Pastor I saw just three days before his death. He complained of seeing buses softball teams (3) escorted by National Guard, while the inhabitants of Caracas are subject to curfew delinquency and serious lack of police manpower in streets. Ironically, it is itself the victim three days later.
"The crime she has the skin of the Bolivarian revolution?" Was the question posed by the article published in 2009 in the daily Le Courrier . Today to respond, as I had done so with Pastor, I'll just quote someone else encountered on the streets of Caracas.

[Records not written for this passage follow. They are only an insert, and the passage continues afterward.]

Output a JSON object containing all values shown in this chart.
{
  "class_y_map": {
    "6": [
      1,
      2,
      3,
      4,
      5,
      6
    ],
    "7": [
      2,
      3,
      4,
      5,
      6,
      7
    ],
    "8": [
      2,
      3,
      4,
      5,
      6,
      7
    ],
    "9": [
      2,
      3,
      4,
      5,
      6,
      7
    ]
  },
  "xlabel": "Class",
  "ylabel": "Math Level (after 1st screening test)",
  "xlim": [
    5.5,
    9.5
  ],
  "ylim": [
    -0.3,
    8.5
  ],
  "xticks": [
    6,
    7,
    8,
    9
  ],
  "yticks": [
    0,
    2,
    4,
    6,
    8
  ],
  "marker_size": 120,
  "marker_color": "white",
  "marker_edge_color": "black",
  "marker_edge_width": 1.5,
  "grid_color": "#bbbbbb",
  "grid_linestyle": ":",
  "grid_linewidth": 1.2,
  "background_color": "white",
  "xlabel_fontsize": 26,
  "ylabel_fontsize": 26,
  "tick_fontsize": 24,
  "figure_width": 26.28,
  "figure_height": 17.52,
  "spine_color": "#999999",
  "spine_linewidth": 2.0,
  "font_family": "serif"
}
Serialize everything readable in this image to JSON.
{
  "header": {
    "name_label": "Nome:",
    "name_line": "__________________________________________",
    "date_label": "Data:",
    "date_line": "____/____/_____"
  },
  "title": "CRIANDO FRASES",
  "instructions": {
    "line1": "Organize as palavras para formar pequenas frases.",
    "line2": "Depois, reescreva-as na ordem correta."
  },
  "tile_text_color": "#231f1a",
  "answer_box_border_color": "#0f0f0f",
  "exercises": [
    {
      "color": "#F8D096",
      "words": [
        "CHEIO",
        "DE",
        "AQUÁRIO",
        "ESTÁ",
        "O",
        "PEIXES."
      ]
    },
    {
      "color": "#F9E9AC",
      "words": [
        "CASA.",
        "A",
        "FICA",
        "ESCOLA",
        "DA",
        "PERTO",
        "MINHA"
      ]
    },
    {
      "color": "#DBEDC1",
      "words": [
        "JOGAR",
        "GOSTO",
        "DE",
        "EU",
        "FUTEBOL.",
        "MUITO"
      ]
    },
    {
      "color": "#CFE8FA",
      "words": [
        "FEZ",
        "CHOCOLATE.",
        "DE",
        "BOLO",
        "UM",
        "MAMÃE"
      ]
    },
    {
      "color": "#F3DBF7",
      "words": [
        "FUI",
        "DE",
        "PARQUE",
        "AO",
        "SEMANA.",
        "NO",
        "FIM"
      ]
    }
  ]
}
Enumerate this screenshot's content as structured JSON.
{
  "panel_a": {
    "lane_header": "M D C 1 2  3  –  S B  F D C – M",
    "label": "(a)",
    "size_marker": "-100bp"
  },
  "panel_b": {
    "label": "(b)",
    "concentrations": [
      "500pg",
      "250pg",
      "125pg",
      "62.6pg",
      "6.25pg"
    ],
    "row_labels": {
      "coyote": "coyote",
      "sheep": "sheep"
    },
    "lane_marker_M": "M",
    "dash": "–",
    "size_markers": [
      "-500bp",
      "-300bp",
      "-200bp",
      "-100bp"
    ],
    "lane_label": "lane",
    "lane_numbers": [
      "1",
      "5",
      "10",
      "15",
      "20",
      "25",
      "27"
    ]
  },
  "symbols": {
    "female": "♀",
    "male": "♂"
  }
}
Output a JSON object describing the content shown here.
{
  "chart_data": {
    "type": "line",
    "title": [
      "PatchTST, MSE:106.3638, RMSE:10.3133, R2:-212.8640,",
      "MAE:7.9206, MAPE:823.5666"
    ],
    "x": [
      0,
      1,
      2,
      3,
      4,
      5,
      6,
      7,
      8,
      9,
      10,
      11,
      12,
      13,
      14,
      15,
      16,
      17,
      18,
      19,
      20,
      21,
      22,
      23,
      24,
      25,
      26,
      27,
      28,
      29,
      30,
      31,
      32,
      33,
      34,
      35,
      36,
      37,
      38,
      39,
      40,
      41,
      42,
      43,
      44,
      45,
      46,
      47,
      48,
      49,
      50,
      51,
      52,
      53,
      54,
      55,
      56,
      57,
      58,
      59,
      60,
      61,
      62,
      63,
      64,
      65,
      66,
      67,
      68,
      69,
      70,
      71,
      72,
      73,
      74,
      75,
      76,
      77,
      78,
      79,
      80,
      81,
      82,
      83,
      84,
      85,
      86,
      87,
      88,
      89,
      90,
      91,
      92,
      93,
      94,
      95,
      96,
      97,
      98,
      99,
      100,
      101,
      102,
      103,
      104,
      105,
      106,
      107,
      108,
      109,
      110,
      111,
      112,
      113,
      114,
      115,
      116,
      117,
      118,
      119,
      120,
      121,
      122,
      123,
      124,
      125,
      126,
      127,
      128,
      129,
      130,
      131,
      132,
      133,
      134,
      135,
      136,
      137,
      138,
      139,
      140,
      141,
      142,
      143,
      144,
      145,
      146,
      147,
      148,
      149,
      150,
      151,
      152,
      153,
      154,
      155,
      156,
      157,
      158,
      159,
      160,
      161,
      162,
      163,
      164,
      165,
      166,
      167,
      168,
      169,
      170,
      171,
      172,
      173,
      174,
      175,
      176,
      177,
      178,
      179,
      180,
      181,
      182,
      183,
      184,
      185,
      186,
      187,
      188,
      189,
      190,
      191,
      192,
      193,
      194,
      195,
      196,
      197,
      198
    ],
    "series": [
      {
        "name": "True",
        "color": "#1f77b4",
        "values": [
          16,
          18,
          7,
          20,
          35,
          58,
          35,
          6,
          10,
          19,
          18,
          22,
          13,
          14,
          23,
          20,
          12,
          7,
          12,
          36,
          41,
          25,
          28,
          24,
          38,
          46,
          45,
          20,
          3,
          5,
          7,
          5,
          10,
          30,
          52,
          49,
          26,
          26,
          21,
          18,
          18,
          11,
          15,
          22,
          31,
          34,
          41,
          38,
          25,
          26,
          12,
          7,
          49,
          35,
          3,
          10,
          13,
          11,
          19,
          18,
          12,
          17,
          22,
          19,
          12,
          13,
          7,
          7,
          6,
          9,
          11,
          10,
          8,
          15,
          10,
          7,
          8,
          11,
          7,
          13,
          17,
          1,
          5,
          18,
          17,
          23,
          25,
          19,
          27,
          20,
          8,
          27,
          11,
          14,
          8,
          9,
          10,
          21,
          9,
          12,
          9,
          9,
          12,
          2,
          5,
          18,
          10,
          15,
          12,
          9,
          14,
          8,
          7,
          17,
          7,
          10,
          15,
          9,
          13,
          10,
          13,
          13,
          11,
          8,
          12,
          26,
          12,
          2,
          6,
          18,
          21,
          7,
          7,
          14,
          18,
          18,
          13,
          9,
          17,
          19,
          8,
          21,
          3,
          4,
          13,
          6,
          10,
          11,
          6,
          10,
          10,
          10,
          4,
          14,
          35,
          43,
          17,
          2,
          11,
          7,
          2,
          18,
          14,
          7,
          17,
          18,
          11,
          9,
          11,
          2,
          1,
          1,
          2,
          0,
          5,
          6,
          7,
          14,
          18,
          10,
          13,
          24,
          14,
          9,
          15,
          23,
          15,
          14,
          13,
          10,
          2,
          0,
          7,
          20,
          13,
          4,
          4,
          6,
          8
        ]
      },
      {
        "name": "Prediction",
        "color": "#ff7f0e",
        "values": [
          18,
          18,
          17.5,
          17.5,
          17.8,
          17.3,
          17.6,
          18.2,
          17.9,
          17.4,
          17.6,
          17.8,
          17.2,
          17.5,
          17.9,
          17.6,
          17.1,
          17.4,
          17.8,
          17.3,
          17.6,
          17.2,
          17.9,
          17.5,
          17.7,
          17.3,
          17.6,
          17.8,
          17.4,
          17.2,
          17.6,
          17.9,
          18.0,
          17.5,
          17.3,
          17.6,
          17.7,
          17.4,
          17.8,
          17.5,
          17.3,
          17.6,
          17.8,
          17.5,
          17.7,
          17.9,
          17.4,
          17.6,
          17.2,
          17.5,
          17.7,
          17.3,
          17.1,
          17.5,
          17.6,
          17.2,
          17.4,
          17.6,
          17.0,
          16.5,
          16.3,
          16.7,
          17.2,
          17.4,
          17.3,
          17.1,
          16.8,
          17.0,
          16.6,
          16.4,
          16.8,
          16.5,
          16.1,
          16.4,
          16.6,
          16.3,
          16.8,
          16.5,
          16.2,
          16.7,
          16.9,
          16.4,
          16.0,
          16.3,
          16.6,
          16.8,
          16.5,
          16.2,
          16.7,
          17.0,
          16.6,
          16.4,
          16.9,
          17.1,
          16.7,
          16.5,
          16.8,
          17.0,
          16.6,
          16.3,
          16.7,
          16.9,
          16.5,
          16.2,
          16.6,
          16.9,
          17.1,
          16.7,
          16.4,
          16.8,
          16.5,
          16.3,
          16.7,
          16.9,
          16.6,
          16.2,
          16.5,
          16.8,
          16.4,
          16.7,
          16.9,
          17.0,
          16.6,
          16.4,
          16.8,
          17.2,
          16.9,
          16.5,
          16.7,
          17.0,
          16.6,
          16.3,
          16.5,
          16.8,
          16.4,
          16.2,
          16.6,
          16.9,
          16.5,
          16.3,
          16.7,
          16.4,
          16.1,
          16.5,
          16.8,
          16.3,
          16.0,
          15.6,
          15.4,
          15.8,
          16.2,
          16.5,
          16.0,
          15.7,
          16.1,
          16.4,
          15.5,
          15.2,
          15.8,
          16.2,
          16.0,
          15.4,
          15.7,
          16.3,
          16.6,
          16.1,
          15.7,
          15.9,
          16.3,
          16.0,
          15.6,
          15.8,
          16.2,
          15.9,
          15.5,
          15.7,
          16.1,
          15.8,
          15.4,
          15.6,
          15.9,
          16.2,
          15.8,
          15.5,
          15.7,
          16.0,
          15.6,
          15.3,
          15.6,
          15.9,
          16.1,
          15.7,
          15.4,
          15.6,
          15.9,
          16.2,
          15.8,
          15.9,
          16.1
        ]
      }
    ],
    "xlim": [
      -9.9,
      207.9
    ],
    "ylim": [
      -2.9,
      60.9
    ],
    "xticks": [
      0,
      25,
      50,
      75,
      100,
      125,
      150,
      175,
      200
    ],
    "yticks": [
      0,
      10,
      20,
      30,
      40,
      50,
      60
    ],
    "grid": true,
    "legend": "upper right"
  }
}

It is the vendor booth newspaper downstairs from me, which I do not know the names but that sums up the prevailing feeling in the neighborhoods, 'I am but Chavez there , really the Comandante and the government do nothing to improve the situation. "
Notes:
(1) "The crime will Does the skin of the 'Bolivarian Revolution'? " Courier, May 26, 2009.
(2) "transeunte a taxista furioso mató of a tiro," Últimas Noticias , June 28, 2010.
(3) The e Venezuela is currently hosting the XII World Championship Women's Softball.